If the kid were to have a creative outlet, like computer programming, that would be tremendous for his career prospects and curbing addictive behavior. People who have addictive habits are usually craving mental stimulation, and games are a poor solution to that.
I’m saying this as a lifelong gamer, even. I wish my parents pushed me towards programming earlier.
I think it’s very easy for people to judge parents from the outside. When I had the babies, I swore I would not give them screens until they were 2. Well, two weeks into it, I was begging them to sit still and watch TV for a while just so I could get some peace and quiet. Raising kids is harder than it looks, and parents NEED something that will keep the kids occupied for some length of time. Even at 13, Starlet is very demanding and requires a lot of one-on-one attention. If Mr. Star and I want to have an adult conversation, we need him to have something to occupy his time. Teaching kids how to manage their own schedules is important, and sets them up for a more successful adulthood. The adults I know who were constantly put into fifteen different extracurricular activities made it to college and then burnt out because they didn’t know what to do when they didn’t have a rigidly enforced schedule. The kids like me, who were told “as long as you get your work done, you can decide what to do with your free time” tend to do better in the long term. They make their scheduling errors as kids, and then learn how to manage time.
That’s respectable, letting the kids decide their earned leisure.
15 extracurriculars seems a bit much. I feel you’re exaggerating, but one or two extracurriculars doesn’t seem that counterproductive.
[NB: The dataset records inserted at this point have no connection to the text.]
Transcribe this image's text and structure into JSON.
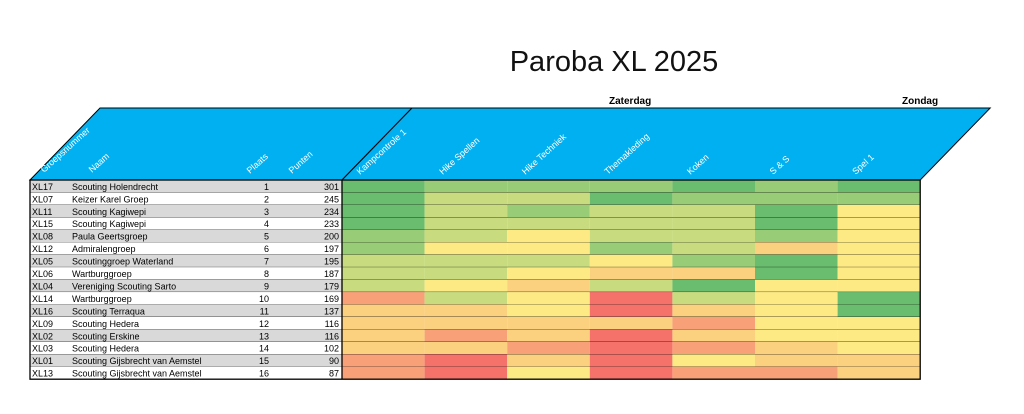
{
  "title": "Paroba XL 2025",
  "days": [
    {
      "label": "Zaterdag"
    },
    {
      "label": "Zondag"
    }
  ],
  "chart_data": {
    "type": "heatmap",
    "title": "Paroba XL 2025",
    "column_headers": [
      "Groepsnummer",
      "Naam",
      "Plaats",
      "Punten"
    ],
    "categories": [
      "Kampcontrole 1",
      "Hike Spellen",
      "Hike Techniek",
      "Themakleding",
      "Koken",
      "S & S",
      "Spel 1"
    ],
    "scale_colors": [
      "#f4726a",
      "#f8a178",
      "#fbd07f",
      "#fdea84",
      "#c8dc7f",
      "#99cc76",
      "#6abd6e"
    ],
    "rows": [
      {
        "id": "XL17",
        "name": "Scouting Holendrecht",
        "place": 1,
        "points": 301,
        "scores": [
          6,
          5,
          5,
          5,
          6,
          5,
          6
        ]
      },
      {
        "id": "XL07",
        "name": "Keizer Karel Groep",
        "place": 2,
        "points": 245,
        "scores": [
          6,
          4,
          4,
          6,
          5,
          5,
          5
        ]
      },
      {
        "id": "XL11",
        "name": "Scouting Kagiwepi",
        "place": 3,
        "points": 234,
        "scores": [
          6,
          4,
          5,
          4,
          4,
          6,
          3
        ]
      },
      {
        "id": "XL15",
        "name": "Scouting Kagiwepi",
        "place": 4,
        "points": 233,
        "scores": [
          6,
          4,
          4,
          4,
          4,
          6,
          3
        ]
      },
      {
        "id": "XL08",
        "name": "Paula Geertsgroep",
        "place": 5,
        "points": 200,
        "scores": [
          5,
          4,
          3,
          4,
          4,
          5,
          3
        ]
      },
      {
        "id": "XL12",
        "name": "Admiralengroep",
        "place": 6,
        "points": 197,
        "scores": [
          5,
          3,
          3,
          5,
          4,
          2,
          3
        ]
      },
      {
        "id": "XL05",
        "name": "Scoutinggroep Waterland",
        "place": 7,
        "points": 195,
        "scores": [
          4,
          4,
          4,
          3,
          5,
          6,
          3
        ]
      },
      {
        "id": "XL06",
        "name": "Wartburggroep",
        "place": 8,
        "points": 187,
        "scores": [
          4,
          4,
          3,
          2,
          2,
          6,
          3
        ]
      },
      {
        "id": "XL04",
        "name": "Vereniging Scouting Sarto",
        "place": 9,
        "points": 179,
        "scores": [
          4,
          3,
          2,
          4,
          6,
          3,
          3
        ]
      },
      {
        "id": "XL14",
        "name": "Wartburggroep",
        "place": 10,
        "points": 169,
        "scores": [
          1,
          4,
          3,
          0,
          4,
          3,
          6
        ]
      },
      {
        "id": "XL16",
        "name": "Scouting Terraqua",
        "place": 11,
        "points": 137,
        "scores": [
          2,
          2,
          3,
          0,
          2,
          3,
          6
        ]
      },
      {
        "id": "XL09",
        "name": "Scouting Hedera",
        "place": 12,
        "points": 116,
        "scores": [
          2,
          2,
          2,
          2,
          1,
          3,
          3
        ]
      },
      {
        "id": "XL02",
        "name": "Scouting Erskine",
        "place": 13,
        "points": 116,
        "scores": [
          2,
          1,
          2,
          0,
          2,
          3,
          3
        ]
      },
      {
        "id": "XL03",
        "name": "Scouting Hedera",
        "place": 14,
        "points": 102,
        "scores": [
          2,
          2,
          1,
          0,
          1,
          2,
          3
        ]
      },
      {
        "id": "XL01",
        "name": "Scouting Gijsbrecht van Aemstel",
        "place": 15,
        "points": 90,
        "scores": [
          1,
          0,
          2,
          0,
          3,
          2,
          2
        ]
      },
      {
        "id": "XL13",
        "name": "Scouting Gijsbrecht van Aemstel",
        "place": 16,
        "points": 87,
        "scores": [
          1,
          0,
          3,
          0,
          1,
          1,
          2
        ]
      }
    ]
  }
}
It could spark a lifelong passion in something.
I’m really not. Some parents think a kid needs an extracirricular for every day of the week, two a day on weekends. Starlet has a friend like this, and the boy is a nightmare to deal with. I would guess it’s because he has no control over his own life, and seeks control wherever he can get it, usually at our house.
That’s bordering on narcissistic. Kid needs a break.
There were obviously no computer games when I was a toddler/child . However there was TV . I apparently watched a lot of TV that was available at that time. Obviously that pales in comparison to what can be watched now , but it goes to show that children and having a lot of time watching a screen is not just a modern phenomenon .
Well the kid’s parents are likely responding to judgment they see being passed over other parents for letting their kids stay home and play video games. I know a few parents like this. It’s hard to figure out the right balance to strike to give your kid the best chance to succeed, and it greatly depends on the kid. Unfortunately, parents (especially mothers) have to fend off judgment from so many outside sources.
My parents let me play all the video games I wanted providing I wasn’t failing in school and kept up with things like stacking wood and keeping my room clean. My parents let me make my own mistakes. Is that good or bad? I don’t know. Maybe in a future dystopian society that thing called parenting will come with an instruction manual.
If I were my parents and our roles were reversed? Hmm! I think I would be just as a novice as they were.
Too much video games. Too much TV. Too much late night cellphone talkie. I think there are worse things a child could be doing than loot boxes.